Rick and Morty Presents Jerry’s Game
Developer: Big Pixel Studios
Publisher: [adult swim]
It is Monday the 15th of August 2016 and I am very tired but unable to go to sleep.
I’m in a room I can’t leave and internet access varies drastically minute to minute.
Recently on my phone I have mostly been playing Pokémon Go but as I can’t walk around that is kind of pointless. I’m too tired to really concentrate on anything so while I have a solid wifi connection I download Jerry’s Game.
The game itself is simple enough there are balloons each time you click one it pops and you get a point. There is a timer constantly going down but clicking on a balloon fills it completely eliminating any real challenge. The only real fear of losing comes from the black balloons with the skull and crossbones on them. One click of them and it is game over.
With my tired brain I happily click on the balloons, with each new milestones tiny celebrations happen and either Rick or Morty appear and give me encouragement to continue.
I don’t know if there is any sound or if Rick speaks when he appears. My phone is silent the balloons help me not focus on the fans and lights in the room.
Every milestone I hit also gets me bonus balloons making it easier to hit the next. Each bonus bigger than the last encouraging Jerry … me to continue onward.
I am constantly encouraged to keep clicking the balloons. For I am Jerry and this simple task is enough for me now. Each balloon it’s only little victory, every milestone a triumph. The little parades help tell me i’m doing well even if Rick and Morty’s encouragement feels a little hollow. I am achieving something. This is my game and I will click the most balloons. The timer cannot stop me and I will not be fooled by the black balloon.
Though I am not Jerry at the moment it helps to be him. The balloons occupy a tired brain and I see how this game could easily have been made by Rick to distract Jerry for an hour while he takes Morty on an adventure. Jerry would probably keep playing even after figuring this out. It is the perfect game for Jerry.
For a short time it’s the perfect game for me too. For fifteen minutes it distracted me allowed me to think of balloons and weird little scenarios of Rick trapping Jerry. Placing me in Jerry’s mind while I ignore where I really am.
I however cannot continue to ignore it. I allow the clock to go down while waiting for a black balloon. As soon as it appears I click it and end the game.
All the balloons I got can be spent on power ups and different shaped balloons. SIlly DLC options are there to con Jerry out of his money in exchange for better balloon hauls in the future. I click through the power ups and switch the game off it’s not time to be Jerry any more.
Jerry’s game is a simplistic game that I could easily believe was made as a joke.
For 15 minutes it was the greatest game ever.

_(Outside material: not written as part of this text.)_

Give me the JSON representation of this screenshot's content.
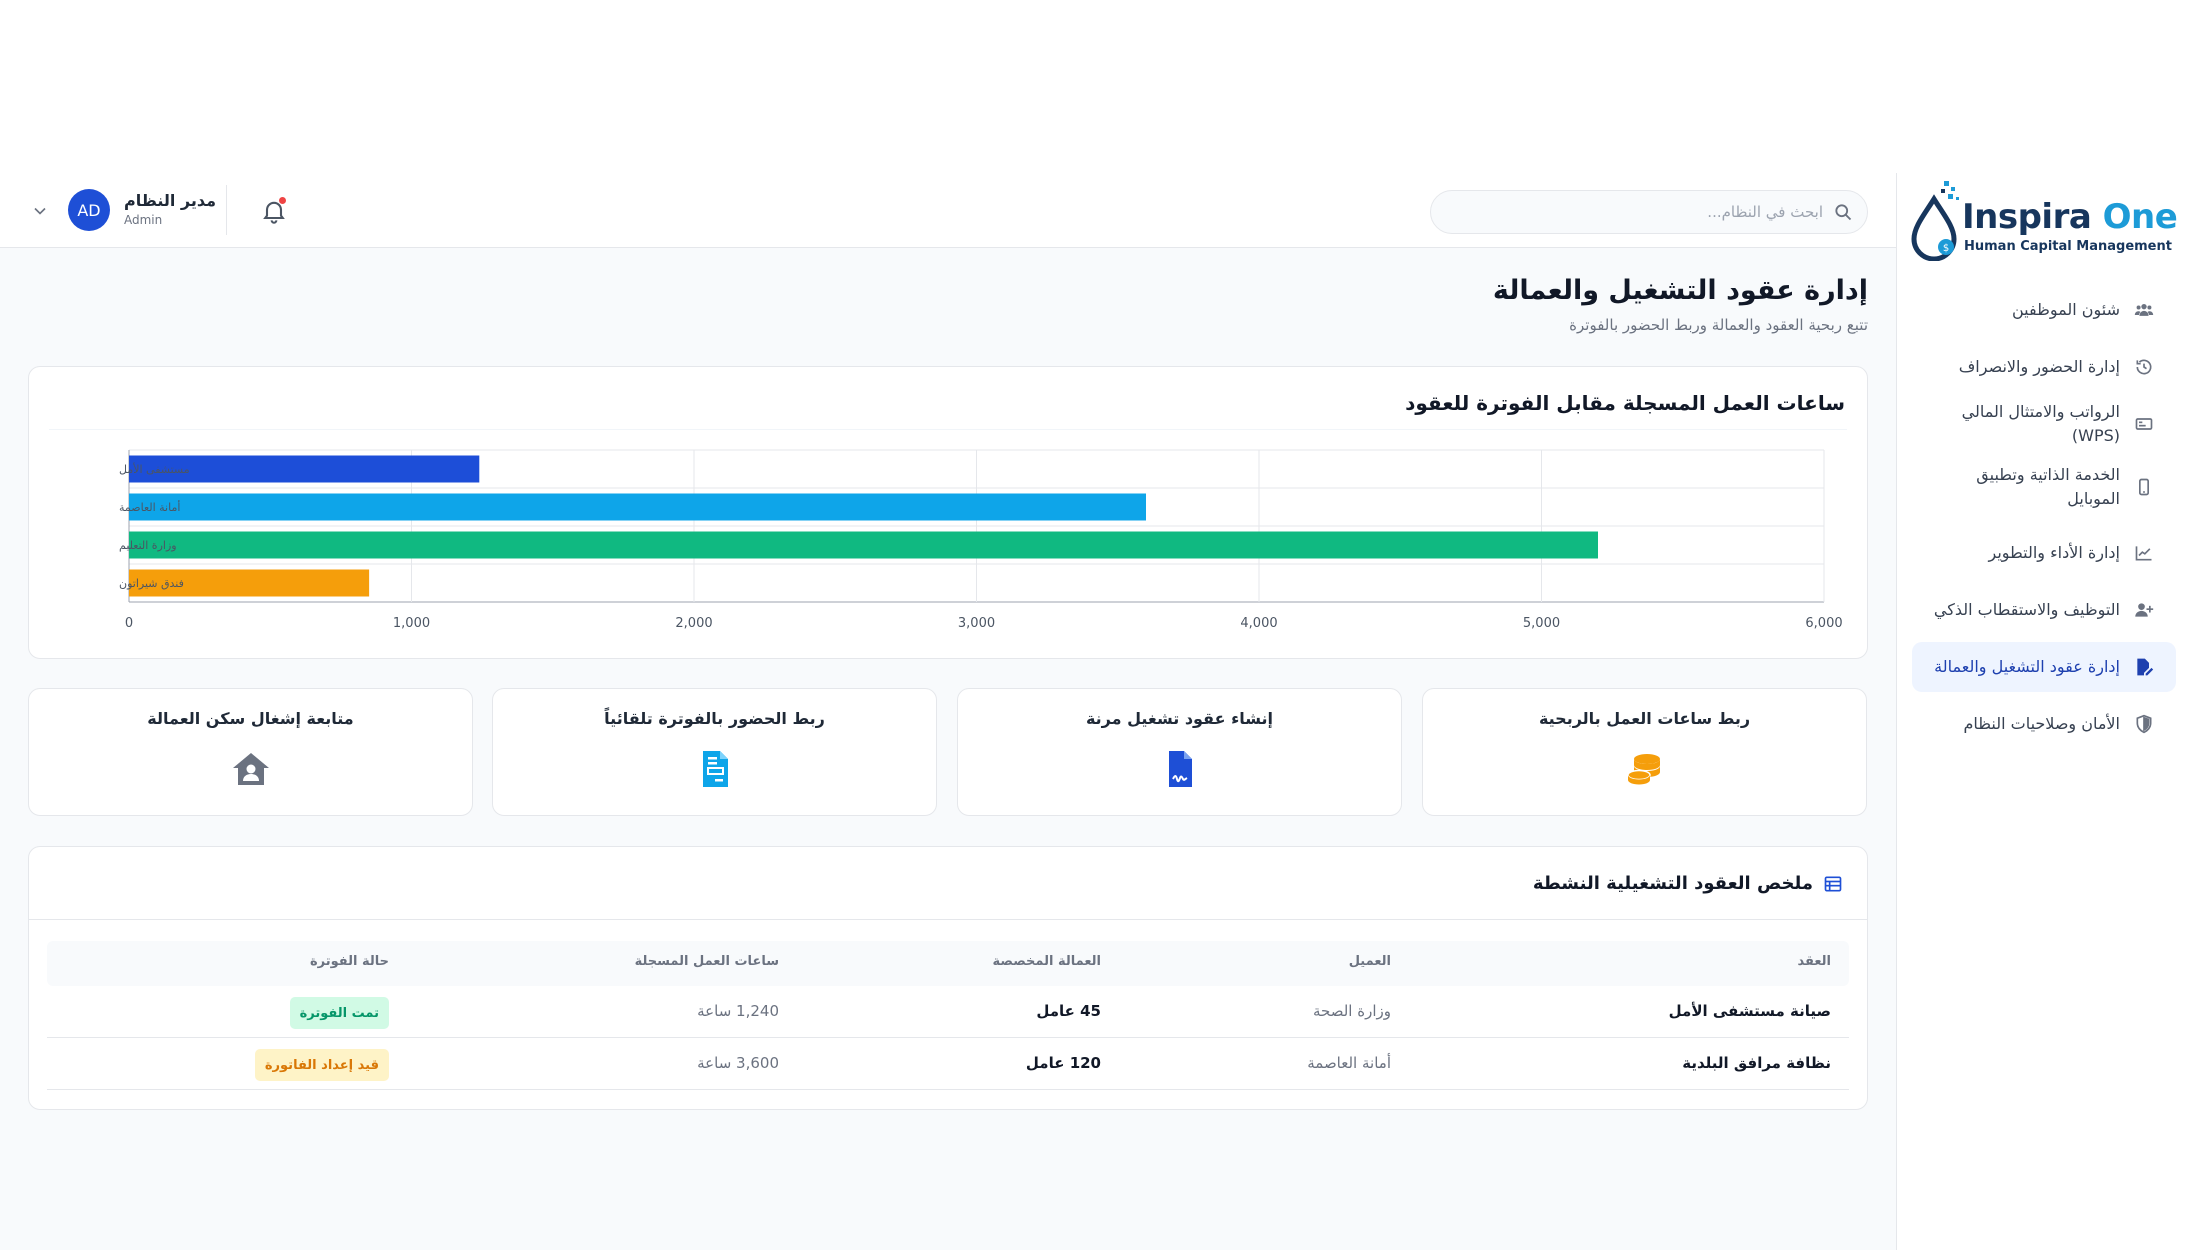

It pulled me out of one of the worst moments of my life for a short time.
It allowed my brain to not completely focus on the hospital room I was sitting in.
Now the game is off and I look at my wife thankfully asleep after going through the worst day of our lives.
In the tiny bed next to her our son lies looking as though he’s asleep as well.
Our poor Lucas who never got to open his eyes, or laugh, or cry.
Playing a silly mobile game that was probably a throwaway idea at adult swim allowed me to not focus completely on losing our son for 15 minutes. That in turn allowed me to finally cry and begin to grieve.
Jerry’s game didn’t come out in 2016 but it was my game of the year.